The Health Resources and Services Administration (HRSA) thwarted those plans on the basis that the 340B statute requires upfront discounts. At least four manufacturers have responded by filing lawsuits (Sanofi and Bristol Myers Squibb filed after the linked article was published). It’s unclear what the Trump administration’s take on the issue will be and to what degree HHS and HRSA will continue to back providers in the dispute.
Trump’s early steps
Trump quickly began the process of whittling away at the previous administration’s actions on drug costs. On Inauguration Day, he rescinded an executive order by former President Joe Biden that included a directive for the Center for Medicare & Medicaid Innovation (CMMI) to study and implement models to lower drug costs. In the wide-ranging order, Trump cited various Biden policies that merit reconsideration.

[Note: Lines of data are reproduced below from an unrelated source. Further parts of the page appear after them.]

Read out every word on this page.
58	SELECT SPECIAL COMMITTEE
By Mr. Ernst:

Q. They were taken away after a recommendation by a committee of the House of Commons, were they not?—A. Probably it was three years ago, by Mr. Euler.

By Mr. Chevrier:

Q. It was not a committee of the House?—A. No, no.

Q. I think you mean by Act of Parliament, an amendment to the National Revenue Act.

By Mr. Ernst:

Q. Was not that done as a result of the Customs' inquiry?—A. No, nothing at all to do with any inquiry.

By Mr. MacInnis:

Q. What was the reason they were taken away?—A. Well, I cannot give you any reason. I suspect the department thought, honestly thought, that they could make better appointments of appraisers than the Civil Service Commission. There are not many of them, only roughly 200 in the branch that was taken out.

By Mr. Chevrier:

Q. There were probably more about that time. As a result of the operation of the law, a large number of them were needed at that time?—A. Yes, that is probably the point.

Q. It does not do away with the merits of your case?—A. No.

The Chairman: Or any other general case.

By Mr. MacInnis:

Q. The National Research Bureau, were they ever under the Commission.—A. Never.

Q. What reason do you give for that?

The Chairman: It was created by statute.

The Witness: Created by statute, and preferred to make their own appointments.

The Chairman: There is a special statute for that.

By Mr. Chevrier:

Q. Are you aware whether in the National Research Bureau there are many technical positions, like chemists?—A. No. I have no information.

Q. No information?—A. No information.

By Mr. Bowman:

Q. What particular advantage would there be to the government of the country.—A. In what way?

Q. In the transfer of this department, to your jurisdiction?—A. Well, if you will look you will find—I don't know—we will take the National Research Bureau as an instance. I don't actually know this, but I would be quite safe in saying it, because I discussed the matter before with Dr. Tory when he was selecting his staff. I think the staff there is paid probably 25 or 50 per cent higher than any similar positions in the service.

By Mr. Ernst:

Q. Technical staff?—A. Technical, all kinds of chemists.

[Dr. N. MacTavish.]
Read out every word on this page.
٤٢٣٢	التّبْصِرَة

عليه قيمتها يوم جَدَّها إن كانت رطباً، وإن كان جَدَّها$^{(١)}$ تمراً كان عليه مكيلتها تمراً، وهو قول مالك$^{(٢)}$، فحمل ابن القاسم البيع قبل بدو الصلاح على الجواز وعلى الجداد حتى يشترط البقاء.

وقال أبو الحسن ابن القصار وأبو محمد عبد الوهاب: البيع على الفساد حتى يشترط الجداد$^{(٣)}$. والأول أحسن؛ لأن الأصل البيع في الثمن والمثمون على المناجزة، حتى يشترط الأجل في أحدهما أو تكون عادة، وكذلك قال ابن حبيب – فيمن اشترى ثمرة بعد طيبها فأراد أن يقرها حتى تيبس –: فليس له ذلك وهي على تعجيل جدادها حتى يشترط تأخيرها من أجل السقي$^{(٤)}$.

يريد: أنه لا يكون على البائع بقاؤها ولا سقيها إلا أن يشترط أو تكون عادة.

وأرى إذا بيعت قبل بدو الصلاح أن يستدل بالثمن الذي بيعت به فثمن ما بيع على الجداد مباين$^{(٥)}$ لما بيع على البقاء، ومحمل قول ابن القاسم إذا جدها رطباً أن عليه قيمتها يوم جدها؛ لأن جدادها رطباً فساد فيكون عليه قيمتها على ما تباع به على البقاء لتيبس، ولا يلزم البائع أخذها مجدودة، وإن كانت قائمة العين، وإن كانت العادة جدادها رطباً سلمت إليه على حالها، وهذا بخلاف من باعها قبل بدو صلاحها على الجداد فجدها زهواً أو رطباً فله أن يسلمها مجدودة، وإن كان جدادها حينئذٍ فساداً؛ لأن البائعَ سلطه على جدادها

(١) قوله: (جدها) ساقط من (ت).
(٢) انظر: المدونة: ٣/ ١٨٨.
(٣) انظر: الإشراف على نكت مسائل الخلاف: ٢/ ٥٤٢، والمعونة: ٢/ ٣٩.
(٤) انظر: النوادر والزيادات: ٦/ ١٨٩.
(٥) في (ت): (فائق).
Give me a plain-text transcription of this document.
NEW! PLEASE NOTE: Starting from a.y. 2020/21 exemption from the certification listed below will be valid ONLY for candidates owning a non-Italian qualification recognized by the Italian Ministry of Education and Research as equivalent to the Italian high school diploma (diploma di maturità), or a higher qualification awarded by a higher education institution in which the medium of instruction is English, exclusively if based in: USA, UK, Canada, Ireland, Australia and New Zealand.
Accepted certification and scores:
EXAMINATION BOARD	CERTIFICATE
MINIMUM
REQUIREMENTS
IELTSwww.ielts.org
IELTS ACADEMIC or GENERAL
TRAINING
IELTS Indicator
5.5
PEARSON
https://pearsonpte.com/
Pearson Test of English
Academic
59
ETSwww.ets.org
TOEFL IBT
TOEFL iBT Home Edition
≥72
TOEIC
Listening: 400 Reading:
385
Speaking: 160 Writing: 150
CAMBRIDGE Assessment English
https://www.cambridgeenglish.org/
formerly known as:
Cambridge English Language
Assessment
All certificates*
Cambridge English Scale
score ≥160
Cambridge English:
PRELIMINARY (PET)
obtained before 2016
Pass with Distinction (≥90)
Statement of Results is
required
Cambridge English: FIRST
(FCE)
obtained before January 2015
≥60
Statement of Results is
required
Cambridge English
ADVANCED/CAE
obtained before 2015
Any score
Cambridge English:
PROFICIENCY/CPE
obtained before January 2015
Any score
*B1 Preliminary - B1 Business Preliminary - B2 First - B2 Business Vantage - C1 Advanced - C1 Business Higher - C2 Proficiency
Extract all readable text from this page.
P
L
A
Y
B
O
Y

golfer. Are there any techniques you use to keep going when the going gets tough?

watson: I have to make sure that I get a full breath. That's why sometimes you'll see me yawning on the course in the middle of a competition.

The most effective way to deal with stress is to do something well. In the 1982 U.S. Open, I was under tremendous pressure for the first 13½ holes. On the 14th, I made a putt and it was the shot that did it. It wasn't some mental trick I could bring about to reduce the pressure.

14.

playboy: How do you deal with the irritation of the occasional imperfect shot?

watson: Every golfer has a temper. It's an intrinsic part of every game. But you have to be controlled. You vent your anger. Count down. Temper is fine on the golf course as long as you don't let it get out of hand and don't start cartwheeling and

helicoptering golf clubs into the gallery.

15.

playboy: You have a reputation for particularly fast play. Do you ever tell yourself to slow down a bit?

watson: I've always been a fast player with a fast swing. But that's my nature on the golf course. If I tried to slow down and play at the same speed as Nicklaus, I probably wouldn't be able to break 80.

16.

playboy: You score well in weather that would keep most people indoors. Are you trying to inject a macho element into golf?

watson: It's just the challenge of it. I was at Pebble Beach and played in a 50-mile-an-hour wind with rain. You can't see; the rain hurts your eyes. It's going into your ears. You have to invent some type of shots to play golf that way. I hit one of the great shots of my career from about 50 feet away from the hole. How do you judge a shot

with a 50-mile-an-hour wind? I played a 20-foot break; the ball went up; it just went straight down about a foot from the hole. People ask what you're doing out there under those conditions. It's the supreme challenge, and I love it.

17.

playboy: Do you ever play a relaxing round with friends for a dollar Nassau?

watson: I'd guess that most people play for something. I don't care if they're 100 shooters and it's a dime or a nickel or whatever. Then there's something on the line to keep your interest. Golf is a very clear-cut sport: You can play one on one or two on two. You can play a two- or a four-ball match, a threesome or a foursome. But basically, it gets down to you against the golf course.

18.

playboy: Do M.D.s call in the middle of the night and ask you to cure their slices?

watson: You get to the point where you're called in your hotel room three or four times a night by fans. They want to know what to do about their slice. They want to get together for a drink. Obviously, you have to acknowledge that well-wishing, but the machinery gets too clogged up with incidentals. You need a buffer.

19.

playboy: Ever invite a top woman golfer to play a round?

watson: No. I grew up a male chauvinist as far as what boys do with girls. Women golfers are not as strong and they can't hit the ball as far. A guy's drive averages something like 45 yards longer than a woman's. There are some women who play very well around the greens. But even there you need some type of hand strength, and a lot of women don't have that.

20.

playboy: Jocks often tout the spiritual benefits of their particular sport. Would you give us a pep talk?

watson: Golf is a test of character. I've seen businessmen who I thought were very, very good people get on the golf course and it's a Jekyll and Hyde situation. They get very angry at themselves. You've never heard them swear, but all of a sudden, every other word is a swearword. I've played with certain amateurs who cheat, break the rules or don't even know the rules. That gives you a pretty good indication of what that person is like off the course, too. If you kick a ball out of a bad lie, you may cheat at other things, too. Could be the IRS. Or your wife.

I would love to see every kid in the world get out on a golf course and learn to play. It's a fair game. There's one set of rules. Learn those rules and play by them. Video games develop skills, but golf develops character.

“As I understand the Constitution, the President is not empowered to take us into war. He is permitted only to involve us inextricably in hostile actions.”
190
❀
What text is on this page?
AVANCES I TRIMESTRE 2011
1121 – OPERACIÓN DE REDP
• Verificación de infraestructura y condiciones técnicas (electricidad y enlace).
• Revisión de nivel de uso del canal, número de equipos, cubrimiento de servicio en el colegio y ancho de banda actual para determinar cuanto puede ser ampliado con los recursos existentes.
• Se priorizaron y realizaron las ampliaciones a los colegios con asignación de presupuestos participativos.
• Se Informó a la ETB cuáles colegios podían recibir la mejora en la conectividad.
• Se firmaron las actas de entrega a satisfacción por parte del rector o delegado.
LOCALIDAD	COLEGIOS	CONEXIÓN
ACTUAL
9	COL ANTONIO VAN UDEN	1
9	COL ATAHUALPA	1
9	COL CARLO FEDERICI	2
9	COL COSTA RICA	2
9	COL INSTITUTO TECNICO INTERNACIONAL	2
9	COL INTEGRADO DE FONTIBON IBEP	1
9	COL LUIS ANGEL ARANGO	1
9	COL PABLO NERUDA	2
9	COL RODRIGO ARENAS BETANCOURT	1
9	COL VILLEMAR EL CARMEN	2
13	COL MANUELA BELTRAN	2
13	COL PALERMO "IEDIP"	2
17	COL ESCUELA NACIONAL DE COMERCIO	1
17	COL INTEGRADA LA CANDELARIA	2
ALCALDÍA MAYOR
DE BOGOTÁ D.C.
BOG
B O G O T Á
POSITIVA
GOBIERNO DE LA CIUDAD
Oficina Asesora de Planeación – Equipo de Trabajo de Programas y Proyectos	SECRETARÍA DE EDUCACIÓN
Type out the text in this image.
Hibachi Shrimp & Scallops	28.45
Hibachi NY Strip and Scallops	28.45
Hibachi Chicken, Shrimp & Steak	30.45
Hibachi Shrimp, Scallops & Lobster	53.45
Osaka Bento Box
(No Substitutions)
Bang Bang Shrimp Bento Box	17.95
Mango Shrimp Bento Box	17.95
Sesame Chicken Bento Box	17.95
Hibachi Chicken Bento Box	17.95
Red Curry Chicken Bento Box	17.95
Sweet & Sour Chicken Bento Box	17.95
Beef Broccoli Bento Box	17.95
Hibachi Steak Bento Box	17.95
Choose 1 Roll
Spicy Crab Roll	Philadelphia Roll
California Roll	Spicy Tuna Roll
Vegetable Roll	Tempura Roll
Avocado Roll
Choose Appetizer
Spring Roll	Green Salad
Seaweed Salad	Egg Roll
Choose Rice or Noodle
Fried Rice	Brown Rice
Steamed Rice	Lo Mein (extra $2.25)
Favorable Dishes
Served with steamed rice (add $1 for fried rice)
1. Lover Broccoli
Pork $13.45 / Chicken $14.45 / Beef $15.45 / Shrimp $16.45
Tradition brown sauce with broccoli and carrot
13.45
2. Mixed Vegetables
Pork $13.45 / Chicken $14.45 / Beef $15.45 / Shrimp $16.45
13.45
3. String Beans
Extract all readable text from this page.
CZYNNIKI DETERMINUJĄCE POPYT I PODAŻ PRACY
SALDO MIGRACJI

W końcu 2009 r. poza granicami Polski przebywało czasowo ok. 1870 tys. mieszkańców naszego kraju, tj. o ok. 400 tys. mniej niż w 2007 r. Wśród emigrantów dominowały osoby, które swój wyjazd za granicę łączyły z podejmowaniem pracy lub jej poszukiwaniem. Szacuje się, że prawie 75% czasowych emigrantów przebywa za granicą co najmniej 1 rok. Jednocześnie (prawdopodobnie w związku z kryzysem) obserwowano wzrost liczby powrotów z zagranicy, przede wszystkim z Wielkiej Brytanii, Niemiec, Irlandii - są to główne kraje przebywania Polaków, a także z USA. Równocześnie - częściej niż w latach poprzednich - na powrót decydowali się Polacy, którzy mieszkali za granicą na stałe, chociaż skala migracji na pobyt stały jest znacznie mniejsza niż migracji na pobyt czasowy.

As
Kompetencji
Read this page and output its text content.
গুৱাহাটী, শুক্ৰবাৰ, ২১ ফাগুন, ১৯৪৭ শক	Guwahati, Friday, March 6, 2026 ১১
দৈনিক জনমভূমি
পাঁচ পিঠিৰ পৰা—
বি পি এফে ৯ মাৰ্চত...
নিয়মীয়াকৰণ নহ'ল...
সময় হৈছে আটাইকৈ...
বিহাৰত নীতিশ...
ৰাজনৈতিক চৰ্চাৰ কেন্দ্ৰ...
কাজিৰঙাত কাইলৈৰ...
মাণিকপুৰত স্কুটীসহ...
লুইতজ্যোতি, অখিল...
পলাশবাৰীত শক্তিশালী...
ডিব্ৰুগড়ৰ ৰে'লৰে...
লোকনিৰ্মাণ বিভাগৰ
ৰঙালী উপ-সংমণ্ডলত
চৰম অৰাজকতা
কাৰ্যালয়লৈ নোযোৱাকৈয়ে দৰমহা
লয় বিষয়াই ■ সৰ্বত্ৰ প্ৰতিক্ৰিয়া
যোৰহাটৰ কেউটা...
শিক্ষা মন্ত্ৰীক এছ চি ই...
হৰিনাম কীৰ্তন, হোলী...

Trump’s order does not terminate specific actions on drug costs but sets the stage for several CMMI models to possibly be modified or withdrawn. Proposed pilots that were spawned by Biden’s order and thus are on shaky ground include the Two-Dollar Drug List Model for low-cost generics and the Cell and Gene Therapy (CGT) Access Model.
In the $2 Drug List Model, Part D plans would apply a maximum $2 copayment to all cost-sharing phases of the Part D drug benefit for a designated list of generics targeting common chronic conditions. The drugs would not be subject to network or utilization management restrictions, aside from protocols to ensure drug safety.
The CGT Access Model, a state-focused Medicaid model, would promote outcomes-based agreements for cell and gene therapies, with Medicaid agencies voluntarily designating CMS to negotiate such agreements on their behalf.
During Trump’s first term, CMMI considered an International Pricing Index Model for Part B drugs. The model did not get off the ground amid industry opposition to what critics viewed as a price-setting mechanism that was unlikely to help out-of-pocket costs.